Adam Bedford: My pint with a vegan

Ever spent part of a Friday evening trying to come up with good enough reasons for why you are a meat eater? Well I have now – and never before have I attempted to justify my support for farming and my views of the general goings-on in the countryside so strongly. Yes, it’s true – the other week I had a pint with a couple of militant vegans.

To be fair, the couple are generally nice people, and I know them from working behind a bar as a student. What was not so nice was their deep-seated and fundamental opposition to the farming of livestock and agriculture in general. Not only was it all a bit scary, but also so alien to me that after a pretty uncomfortable half hour I made my excuses and left. But get this. I can recommend the experience to anyone.

With ageing pop-star activists in Brussels campaigning for more folk to buy a certain brand of vegetarian sausage, and an ongoing discussion in the media on the effect of meat eating on the environment, it is obvious that this issue is not going to go away. A sensible debate is needed; and surprisingly, some of the answers for the farming industry might well lie in some of the arguments used by the “anti-livestock” lobby.

Imagine my snort of derision the morning after the vegan love-in when in a weekend newspaper I was promised a spellbinding account of author Jonathan Safran Foer’s reasons for giving Up eating meat with the serialised extract of his new book Eating Animals there for all to read. “Best chuck a couple of extra rashers in there love,” I cried wearily, “and 3 kilos of beef dripping. I need some psyching up.” Then I read the article.

The American author’s reasoning for giving up meat was partly due to what he called “factory farming” and how he didn’t think this was ethically right. “Factory farming” aside, I personally don’t think eating meat or not eating meat is an ethical decision, it’s a food choice. One’s views on capital punishment, supporting Manchester United and kicking a cat are an ethical decision. I have no issue with someone who doesn’t eat meat, as that is a personal decision for them to make. I personally choose to eat meat because I believe that that is what farmed animals are for.

How food is produced and whether a consumer might want to consume it is increasingly an ethical decision though, and this is where I agree with Safran Foer. He says: “Imagine an acquaintance invites you for dinner. You could say ‘I’d love to come, and just so you know, I am a vegetarian’. This would be acceptable. You could also say ‘I would love to come, but I only eat meat produced by family farmers.” Now why is it that the second option would lead to a few funny looks?

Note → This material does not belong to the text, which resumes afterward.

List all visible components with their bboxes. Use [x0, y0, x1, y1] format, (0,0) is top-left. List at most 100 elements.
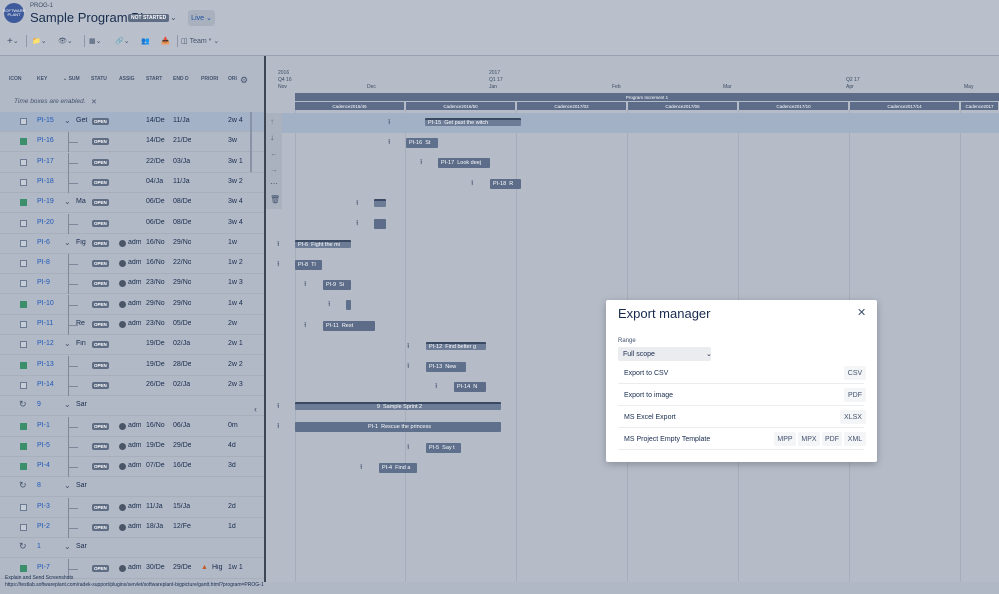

Here then, a sensible point from what might otherwise be seen as the “other side”. Moving away from an “all or nothing framework on food choices” could, as Safran Foer says, help the industry to engage in a better, more sensible debate. Grabbing hold of these views could be very useful for British farmers. Let’s talk about the system in which UK meat is produced, the environmental credentials of livestock farming in the uplands, and the provenance and localised nature of livestock production.

It is surely not a question of meat versus no-meat. Subverting an ethical argument used as a justification for not eating meat could be a way forward. And if talking sensibly about the environmental impacts and benefits of livestock production means I have to have a pint with a militant vegan every now and again, I might have to live with it.